Çözüm sürecine daha ilk gününden itibaren inanmadım. Gerekçemi de her fırsatta anlattım / yazdım.

Her şeyden önce, çözüm paketi AKP’ye ait değildi. Tam aksine AKP’nin kucağında bulduğu ve “ateş topu” muamelesi yaptığı bir paketti. Nitekim, hiçbir zihni / siyasi ve lojistik hazırlığının bulunmadığı Habur skandalı ile ortaya çıktı.

Ayrıca, yıllardır çizdikleri zikzak çok netti. Öcalan’ın / Kandil’in taleplerini yerine getiremeyeceklerinin.. Buna kalkıştıkları takdirde sandıkta gömüleceklerinin farkındaydılar. Bu yüzden hiçbir adım atmadılar. Ancak, “ÇATIŞMA BİTTİ” görüntüsü verebilmek için Güneydoğu’da olup bitene gözlerini yumdular. Rehin aldıkları medya vasıtasıyla da o bölgeye dair tam bir karartma uyguladılar.

Ancak, şimdi geldikleri noktada gerçekleri gizleyemiyorlar. Kendileri açısından “OLMAK YA DA OLMAMAK” anlamına gelen 7 Haziran seçimleri öncesinde MIŞ GİBİ yapamıyorlar.

En açık itiraf RTE’den geldi. “İç güvenlik paketi çıkmazsa, (Güneydoğu’da) seçimler silahların gölgesinde yapılır” dedi.

AKP’den milletvekili adaylığı için başvuran Yeni Şafak köşe yazarı Markar Esayan da APAÇIK İTİRAF etti:

“Güvenlik Yasası paketi için kopartılan gürültünün içerikle ilgisinin olmadığını ifade ederek söze başlayalım.
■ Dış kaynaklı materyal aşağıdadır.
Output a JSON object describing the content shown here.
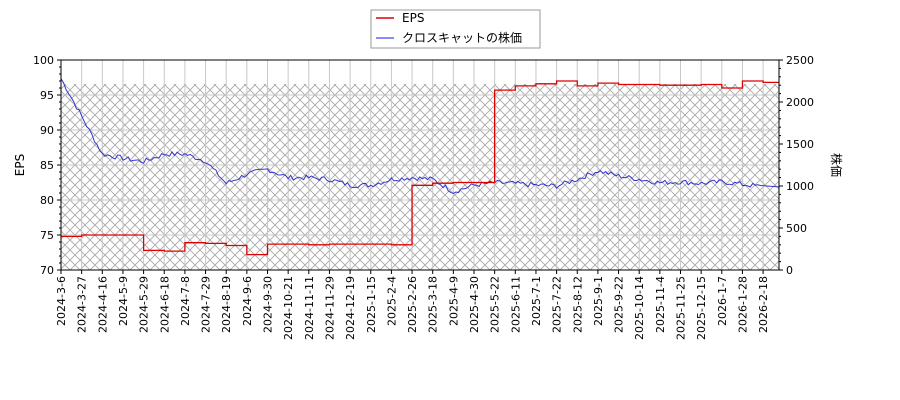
{
  "chart_data": {
    "type": "line",
    "title": "",
    "xlabel": "",
    "ylabel": "EPS",
    "y2label": "株価",
    "ylim": [
      70,
      100
    ],
    "y2lim": [
      0,
      2500
    ],
    "yticks": [
      70,
      75,
      80,
      85,
      90,
      95,
      100
    ],
    "y2ticks": [
      0,
      500,
      1000,
      1500,
      2000,
      2500
    ],
    "grid": true,
    "legend_position": "top-center",
    "categories": [
      "2024-3-6",
      "2024-3-27",
      "2024-4-16",
      "2024-5-9",
      "2024-5-29",
      "2024-6-18",
      "2024-7-8",
      "2024-7-29",
      "2024-8-19",
      "2024-9-6",
      "2024-9-30",
      "2024-10-21",
      "2024-11-11",
      "2024-11-29",
      "2024-12-19",
      "2025-1-15",
      "2025-2-4",
      "2025-2-26",
      "2025-3-18",
      "2025-4-9",
      "2025-4-30",
      "2025-5-22",
      "2025-6-11",
      "2025-7-1",
      "2025-7-22",
      "2025-8-12",
      "2025-9-1",
      "2025-9-22",
      "2025-10-14",
      "2025-11-4",
      "2025-11-25",
      "2025-12-15",
      "2026-1-7",
      "2026-1-28",
      "2026-2-18"
    ],
    "series": [
      {
        "name": "EPS",
        "color": "#dd0000",
        "axis": "left",
        "values": [
          74.8,
          75.0,
          75.0,
          75.0,
          72.8,
          72.7,
          73.9,
          73.8,
          73.5,
          72.2,
          73.7,
          73.7,
          73.6,
          73.7,
          73.7,
          73.7,
          73.6,
          82.1,
          82.4,
          82.5,
          82.5,
          95.7,
          96.3,
          96.6,
          97.0,
          96.3,
          96.7,
          96.5,
          96.5,
          96.4,
          96.4,
          96.5,
          96.0,
          97.0,
          96.8
        ]
      },
      {
        "name": "クロスキャットの株価",
        "color": "#3333cc",
        "axis": "right",
        "values": [
          2280,
          1830,
          1380,
          1330,
          1290,
          1380,
          1380,
          1300,
          1030,
          1140,
          1200,
          1100,
          1100,
          1080,
          1010,
          1010,
          1080,
          1100,
          1080,
          930,
          1010,
          1040,
          1030,
          1010,
          1000,
          1080,
          1180,
          1120,
          1080,
          1040,
          1050,
          1030,
          1050,
          1020,
          990
        ]
      }
    ],
    "legend": [
      "EPS",
      "クロスキャットの株価"
    ]
  }
}
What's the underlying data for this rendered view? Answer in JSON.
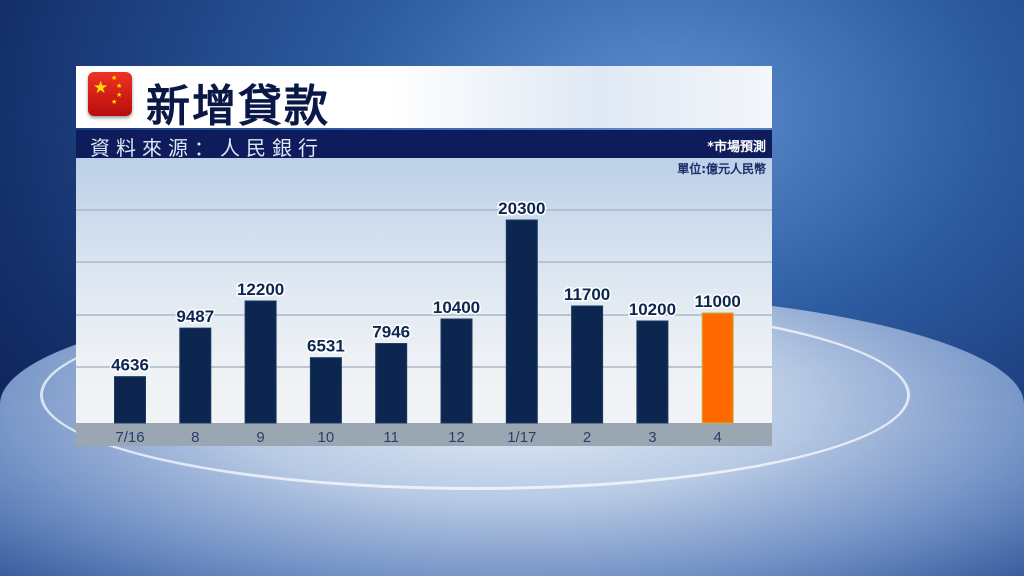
{
  "header": {
    "title": "新增貸款",
    "source": "資料來源：人民銀行",
    "forecast_note": "*市場預測",
    "unit": "單位:億元人民幣"
  },
  "colors": {
    "bar": "#0c2650",
    "forecast_bar": "#ff6a00",
    "title_bar": "#0e1c5c"
  },
  "chart_data": {
    "type": "bar",
    "title": "新增貸款",
    "categories": [
      "7/16",
      "8",
      "9",
      "10",
      "11",
      "12",
      "1/17",
      "2",
      "3",
      "4"
    ],
    "values": [
      4636,
      9487,
      12200,
      6531,
      7946,
      10400,
      20300,
      11700,
      10200,
      11000
    ],
    "forecast_index": [
      9
    ],
    "ylabel": "單位:億元人民幣",
    "ylim": [
      0,
      26500
    ],
    "grid": true
  }
}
Bu güvenlik yasası paketi, Kandil’in bir iç savaş çıkarma girişimine karşı hazırlanmıştır. Bunu bal gibi CHP de, MHP de, HDP de, PKK da biliyor.”

Esayan, “içerikle ilgili değil” diyor.. Ama hemen arkasından paketin “iç savaş girişimine karşı” hazırlandığını söylüyor.

Ne demek bu? Yanıtı açık:

İktidar “bir iç savaşa hazırlanıyor”, dolayısıyla bir “İÇ SAVAŞ PAKETİ” çıkartmak istiyor. Ancak böyle bir ortamda kullanılabilecek sertlikte, şiddette maddelerle..

Çözümün bitip bitmediğini konuşmaya gerek yok artık. O süreç zaten hiç başlamamıştı. Bugün asıl konuşmamız gereken şu: Bizi bekleyen nasıl bir süreç?

***

Meğer neymiş!


Günahını almışız. RTE başkanlık / yarı başkanlık falan istemiyormuş. İstediği neymiş peki? LİDERLİK SİSTEMİ.

Üstelik, bu sistemi kendisi için de istemiyormuş. Hani, bilin de konuşun, tamam mı!